Unfortunately, many states are nevertheless pursuing policies that will impose barriers to coverage and care as a way to generate savings. For example, Kentucky recently projected  under the new policies of the Kentucky HEALTH Medicaid program, including a work requirement, premiums and copays, and several lockout provisions, almost 20,000 individuals will lose coverage in first year and almost 100,000 individuals are expected to lose coverage in the fifth year. The state touts that the program will save the state $2 billion over five years, though the majority of that is in federal savings with only $330 million in actual state savings.

Nowhere do these states contend that the projected coverage losses are the result of the work requirement working - e.g. that individuals are losing Medicaid eligibility because they found a job with a salary that brings them over their state’s income eligibility limit. Rather, certain states are explicitly admitting that their coverage loss projections are based on individuals failing to meet the work requirement, either by not working or not submitting the right type or amount of paperwork to prove they’re working or potentially eligible for an exemption. For example, in Ohio’s Section 1115 waiver application to impose work requirements on its Medicaid expansion population, the state writes that it expects “50 percent of the 36,036 individuals (or 18,018 individuals) subject to requirement will not comply and will lose their Medicaid eligibility.”

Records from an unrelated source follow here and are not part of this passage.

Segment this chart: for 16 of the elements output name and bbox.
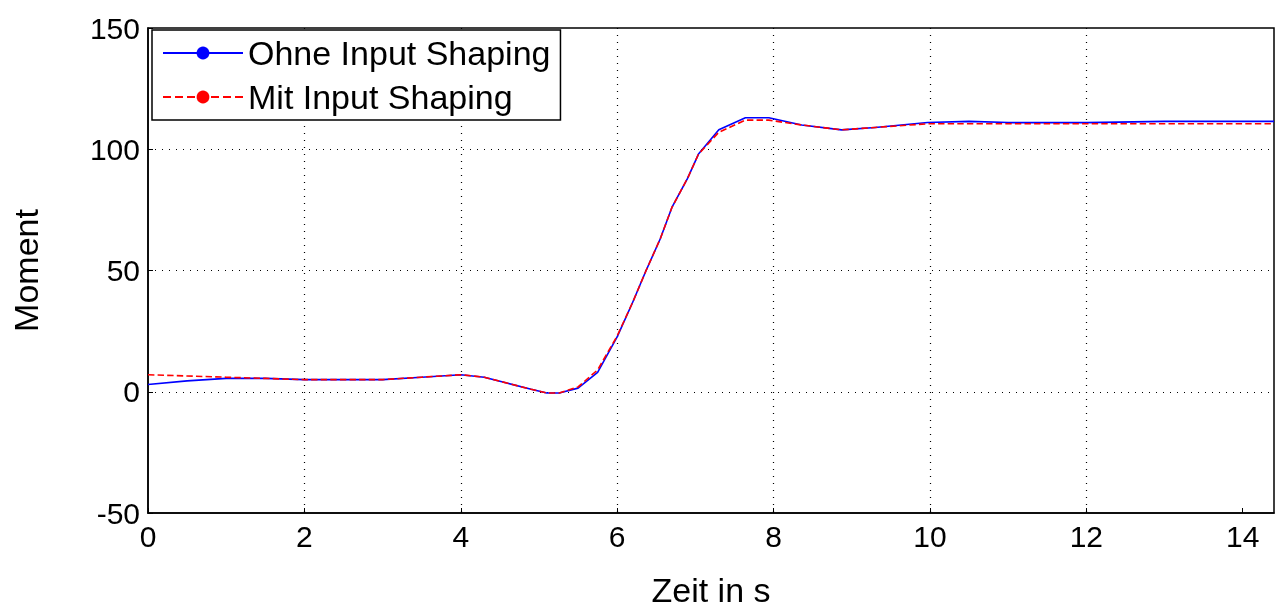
x-tick-label: 8 <box>765 519 782 553</box>
y-tick-label: 100 <box>89 132 140 166</box>
x-axis-title: Zeit in s <box>651 571 771 609</box>
y-tick-label: 0 <box>123 375 140 409</box>
legend-label: Mit Input Shaping <box>248 78 513 116</box>
y-tick-label: 50 <box>106 254 140 287</box>
x-tick-label: 12 <box>1069 519 1104 553</box>
x-tick-label: 4 <box>452 519 470 553</box>
y-tick-label: -50 <box>96 496 140 530</box>
legend-label: Ohne Input Shaping <box>248 34 551 72</box>
x-tick-label: 14 <box>1226 519 1260 553</box>
x-tick-label: 2 <box>296 519 313 553</box>
x-tick-label: 10 <box>913 519 947 553</box>
y-axis-title: Moment <box>7 208 45 332</box>
x-tick-label: 6 <box>608 519 626 553</box>
y-tick-label: 150 <box>89 11 140 45</box>
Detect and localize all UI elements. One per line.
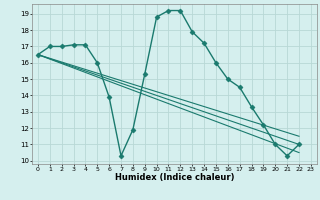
X-axis label: Humidex (Indice chaleur): Humidex (Indice chaleur): [115, 173, 234, 182]
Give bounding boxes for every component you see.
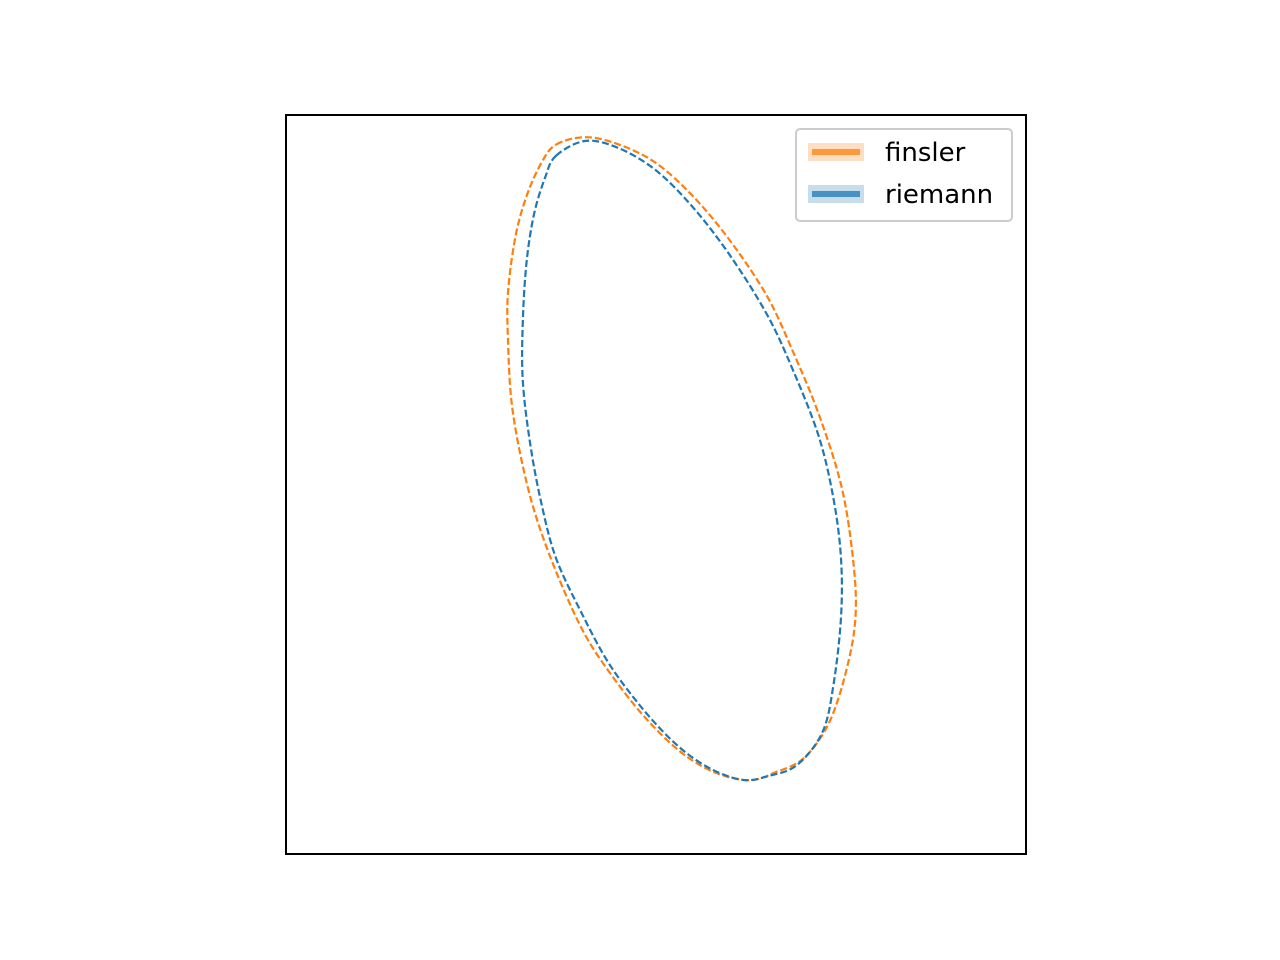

Perhaps these projections should not be surprising because historically work requirements in other public programs, such as Temporary Assistance for Needy Families (TANF), have not been shown to help individuals rise out of poverty. In fact, a five-year study of work requirements in TANF illustrated the percent of individuals employed in 2013 is the same as it had been in 1996 - 63 percent.

These “savings projections” should be called what they really are - harmful cuts that will cause low-income individuals and families to lose access to the critical lifeline of Medicaid. Now more than ever, we need to lift up the voices of those who would be harmed by work requirements to show that any dollar figure of “savings” comes with the real-life consequence of an individual or family losing coverage.